The discriminant is a crucial part of solving quadratic equations. It helps us determine the nature and number of the roots (solutions) a quadratic equation might have. In a standard quadratic equation of the form \( ax^2 + bx + c = 0 \), the discriminant \( \Delta \) is calculated using the formula:

• \( \Delta = b^2 - 4ac \)

After computing the discriminant, we can draw conclusions about the roots:

• If \( \Delta > 0 \), the equation has two distinct real roots.
• If \( \Delta = 0 \), there is exactly one real root (or a "repeated" root).
• If \( \Delta < 0 \), the equation has no real roots, meaning the solutions are complex numbers.

In our example, we found \( \Delta = 241 \), which is greater than zero, indicating two real and distinct roots. This initial step is vital as it guides us on whether to calculate real roots or acknowledge that they do not exist.

The quadratic formula is a powerful tool for finding the roots of a quadratic equation.

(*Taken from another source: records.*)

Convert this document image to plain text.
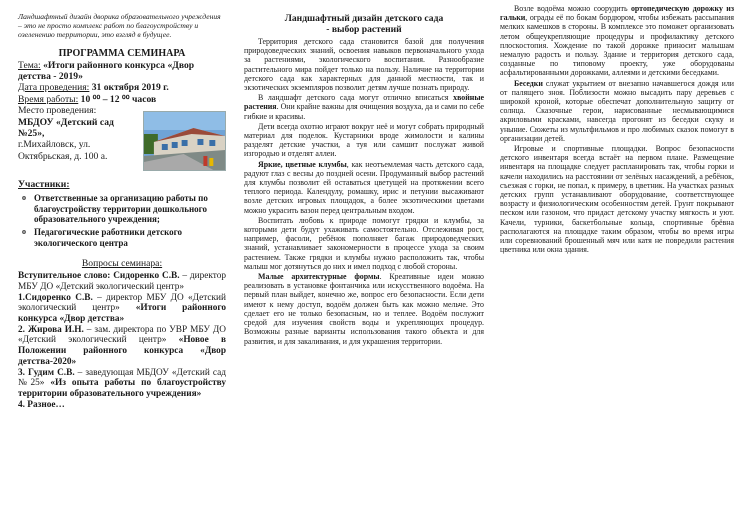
Ландшафтный дизайн дворика образовательного учреждения – это не просто комплекс работ по благоустройству и озеленению территории, это взгляд в будущее.

ПРОГРАММА СЕМИНАРА
Тема: «Итоги районного конкурса «Двор детства - 2019»
Дата проведения: 31 октября 2019 г.
Время работы: 10 ⁰⁰ – 12 ⁰⁰ часов
Место проведения:
МБДОУ «Детский сад №25»,
г.Михайловск, ул. Октябрьская, д. 100 а.
Участники:
o Ответственные за организацию работы по благоустройству территории дошкольного образовательного учреждения;
o Педагогические работники детского экологического центра
Вопросы семинара:

Вступительное слово: Сидоренко С.В. – директор МБУ ДО «Детский экологический центр»

1.Сидоренко С.В. – директор МБУ ДО «Детский экологический центр» «Итоги районного конкурса «Двор детства»

2. Жирова И.Н. – зам. директора по УВР МБУ ДО «Детский экологический центр» «Новое в Положении районного конкурса «Двор детства-2020»

3. Гудим С.В. – заведующая МБДОУ «Детский сад №25» «Из опыта работы по благоустройству территории образовательного учреждения»

4. Разное…

Ландшафтный дизайн детского сада
- выбор растений

Территория детского сада становится базой для получения природоведческих знаний, освоения навыков первоначального ухода за растениями, экологического воспитания. Разнообразие растительного мира пойдет только на пользу. Наличие на территории детского сада как характерных для данной местности, так и экзотических экземпляров позволит детям лучше познать природу.

В ландшафт детского сада могут отлично вписаться хвойные растения. Они крайне важны для очищения воздуха, да и сами по себе гибкие и красивы.

Дети всегда охотно играют вокруг неё и могут собрать природный материал для поделок. Кустарники вроде жимолости и калины разделят детские участки, а туя или самшит послужат живой изгородью и отделят аллеи.

Яркие, цветные клумбы, как неотъемлемая часть детского сада, радуют глаз с весны до поздней осени. Продуманный выбор растений для клумбы позволит ей оставаться цветущей на протяжении всего теплого периода. Календулу, ромашку, ирис и петунии высаживают возле детских игровых площадок, а более экзотическими цветами можно украсить вазон перед центральным входом.

Воспитать любовь к природе помогут грядки и клумбы, за которыми дети будут ухаживать самостоятельно. Отслеживая рост, например, фасоли, ребёнок пополняет багаж природоведческих знаний, устанавливает закономерности в процессе ухода за своим растением. Также грядки и клумбы нужно расположить так, чтобы малыш мог дотянуться до них и имел подход с любой стороны.

Малые архитектурные формы. Креативные идеи можно реализовать в установке фонтанчика или искусственного водоёма. На первый план выйдет, конечно же, вопрос его безопасности. Если дети имеют к нему доступ, водоём должен быть как можно мельче. Это сделает его не только безопасным, но и теплее. Водоём послужит средой для изучения свойств воды и укрепляющих процедур. Возможны разные варианты использования такого объекта и для развития, и для закаливания, и для украшения территории.

Возле водоёма можно соорудить ортопедическую дорожку из гальки, ограды её по бокам бордюром, чтобы избежать рассыпания мелких камешков в стороны. В комплексе это поможет организовать летом общеукрепляющие процедуры и профилактику детского плоскостопия. Хождение по такой дорожке приносит малышам немалую радость и пользу. Здание и территория детского сада, созданные по типовому проекту, уже оборудованы асфальтированными дорожками, аллеями и детскими беседками.

Беседки служат укрытием от внезапно начавшегося дождя или от палящего зноя. Поблизости можно высадить пару деревьев с широкой кроной, которые обеспечат дополнительную защиту от солнца. Сказочные герои, нарисованные несмывающимися акриловыми красками, навсегда прогонят из беседки скуку и уныние. Сюжеты из мультфильмов и про любимых сказок помогут в организации детей.

Игровые и спортивные площадки. Вопрос безопасности детского инвентаря всегда встаёт на первом плане. Размещение инвентаря на площадке следует распланировать так, чтобы горки и качели находились на расстоянии от зелёных насаждений, а ребёнок, съезжая с горки, не попал, к примеру, в цветник. На участках разных детских групп устанавливают оборудование, соответствующее возрасту и физиологическим особенностям детей. Грунт покрывают песком или газоном, что придаст детскому участку мягкость и уют. Качели, турники, баскетбольные кольца, спортивные брёвна располагаются на площадке таким образом, чтобы во время игры или соревнований брошенный мяч или катя не повредили растения цветника или окна здания.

If you have your equation in the form \( ax^2 + bx + c = 0 \), the roots are given by:

• \( x = \frac{-b \pm \sqrt{\Delta}}{2a} \)

Here's how it works:1. Calculate the discriminant (\( \Delta \)).2. Plug the values of \( a \), \( b \), and \( \Delta \) into the formula.3. The ± sign indicates two possible values, resulting in two roots.
In our exercise, after computing \( \sqrt{241} \approx 15.52 \), we applied the quadratic formula:

• For the first root: \( R_1 = \frac{-7 + 15.52}{8} \approx 1.07 \)
• For the second root: \( R_2 = \frac{-7 - 15.52}{8} \approx -2.82 \)

The quadratic formula is reliable and can always be used to find the roots of any quadratic equation, which makes it indispensable in algebra.

Real roots in quadratic equations indicate where the parabola associated with the quadratic equation intersects the x-axis. Depending on the discriminant, these intersections might be:

• Two points (two distinct real roots).
• One point (one real root, touching the x-axis).
• No intersection (no real roots, which means the parabola does not touch the x-axis).

Real roots provide important information in various contexts, such as motion problems, optimization, and even graphical interpretations. In our given exercise, we determined two real roots because the discriminant was positive. Hence, the parabola intersects the x-axis at two distinct points.
Finding the real roots involves using both the discriminant to confirm their existence and the quadratic formula to pinpoint their values. This duality ensures we do not miss any real solutions and allows us to visualize the sum and product of the roots as properties of the quadratic coefficients.